The contents of ARV-3 by Cameo Renae are as dull and unimaginative as its title. It’s a strange mix of the Young Adult and science fiction genres – a clone of Twilight novels that borrowed much of its plot from Fallout video games and whose protagonist is a cheap knock-off of Katniss Everdeen from Hunger Games.
The plot is fairly simple: a giant solar flare destroys the planet’s electric grid and causes every nuclear power plant to overheat and blow up. The government doesn’t have enough time to produce a stable anti-radiation vaccine and gives several million people the untested version, which turns them into bloodthirsty cannibals (a la “28 Days Later”) obsessed with revenge. They roam the dead planet’s surface, waiting for their chance to kill the few survivors that hid in underground vaults – or hives, as the author calls them.
The plot, with all its radiation and monsters and underground vaults, appears to have been “borrowed” from old Fallout games, though there’s still the outside chance the author might have come up with it herself. The protagonist is Abigail “Abi” Parks, a 17-year-old girl whose obsession with a 19-year-old boy from her hive is surpassed only by her phenomenal sharpshooting skills. The book follows the misadventures of her hive’s 15 members as they get back to the surface after 13 years and try to get to another, bigger hive.
I had to force myself to finish this book and despite all my efforts, I didn’t find a single creative thought or a witty line of dialogue – not even a memorable quote. The Young Adult angle is hard to believe. (Abi and her boyfriend are in their late teens and never even thought of kissing.) The science aspect (the novel claims to be science fiction, after all) is laughable: the deadly radiation that killed everything on the planet apparently goes away after just 13 years. (Great news, y’all! Chernobyl should be safe to live in again!)

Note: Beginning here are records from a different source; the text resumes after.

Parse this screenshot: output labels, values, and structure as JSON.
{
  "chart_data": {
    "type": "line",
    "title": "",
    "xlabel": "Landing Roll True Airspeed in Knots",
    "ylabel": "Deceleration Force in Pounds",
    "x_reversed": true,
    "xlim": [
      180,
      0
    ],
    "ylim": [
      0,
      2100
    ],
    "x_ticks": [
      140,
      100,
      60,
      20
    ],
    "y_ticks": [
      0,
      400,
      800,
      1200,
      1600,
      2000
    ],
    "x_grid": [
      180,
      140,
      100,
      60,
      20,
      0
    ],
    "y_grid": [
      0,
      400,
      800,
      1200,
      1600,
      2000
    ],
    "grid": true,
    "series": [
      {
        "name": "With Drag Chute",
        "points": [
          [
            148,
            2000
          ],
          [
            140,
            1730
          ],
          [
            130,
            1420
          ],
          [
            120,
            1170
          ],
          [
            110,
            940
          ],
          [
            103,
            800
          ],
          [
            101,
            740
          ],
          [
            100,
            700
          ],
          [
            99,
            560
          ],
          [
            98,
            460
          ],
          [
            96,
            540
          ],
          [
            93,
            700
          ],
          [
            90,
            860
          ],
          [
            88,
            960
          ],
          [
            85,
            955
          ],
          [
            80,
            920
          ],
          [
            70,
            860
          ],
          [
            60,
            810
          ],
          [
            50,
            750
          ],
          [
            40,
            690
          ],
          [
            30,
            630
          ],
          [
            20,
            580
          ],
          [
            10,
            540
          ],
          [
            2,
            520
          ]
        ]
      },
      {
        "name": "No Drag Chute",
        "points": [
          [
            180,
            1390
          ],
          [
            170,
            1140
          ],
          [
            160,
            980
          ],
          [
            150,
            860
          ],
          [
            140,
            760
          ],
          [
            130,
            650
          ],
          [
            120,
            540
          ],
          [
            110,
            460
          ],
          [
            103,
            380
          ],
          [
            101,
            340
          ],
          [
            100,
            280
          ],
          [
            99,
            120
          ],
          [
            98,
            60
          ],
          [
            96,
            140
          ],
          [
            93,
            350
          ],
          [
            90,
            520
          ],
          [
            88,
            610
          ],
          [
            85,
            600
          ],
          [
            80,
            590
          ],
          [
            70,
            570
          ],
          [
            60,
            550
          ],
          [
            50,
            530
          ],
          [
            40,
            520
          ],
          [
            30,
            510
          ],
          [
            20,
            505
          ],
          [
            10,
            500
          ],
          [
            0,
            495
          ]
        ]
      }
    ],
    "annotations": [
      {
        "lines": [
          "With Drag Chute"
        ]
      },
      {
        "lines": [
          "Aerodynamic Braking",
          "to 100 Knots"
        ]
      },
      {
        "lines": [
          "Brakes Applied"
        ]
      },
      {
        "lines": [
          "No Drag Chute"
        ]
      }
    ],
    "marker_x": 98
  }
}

The book is plagued with an overabundance of typos, spelling errors, terrible punctuation, etc. The characters are dull, one-dimensional and even speak the same way.
The plot itself is riddled with holes and features some mighty inconsistent writing: even though all the plants and animals in the world died, three buff cowboys appear out of nowhere at some point in the middle of the book. (They must have been living off photosynthesis!) At one point, an army captain starts taking orders from a sergeant. Later on, we find out that the government has been training survivors and fighting irradiated mutants for 13 years, even though they discovered the mutants’ existence only 3 weeks ago. (Let’s do the time warp again!) At one point, 15 survivors pack up a month’s worth of food and water (about 450 gallons of water 1,350 meals?) and manage to fit it on a cart that they lug behind them. The protagonist’s father is a former NASA scientist and an expert on living off the grid, but he somehow forgets that there’s a large city only miles away from his bunker. (“Gee, where did that come from? Guess we’ll have to go through it now.” – I’m paraphrasing, but the gist is the same.)
Oddly enough, ARV-3 has 75 reviews on Amazon, and almost all of them give the book 4 or 5 stars. I suppose that just goes to show you that if you have enough fans, you can get away with writing just about anything.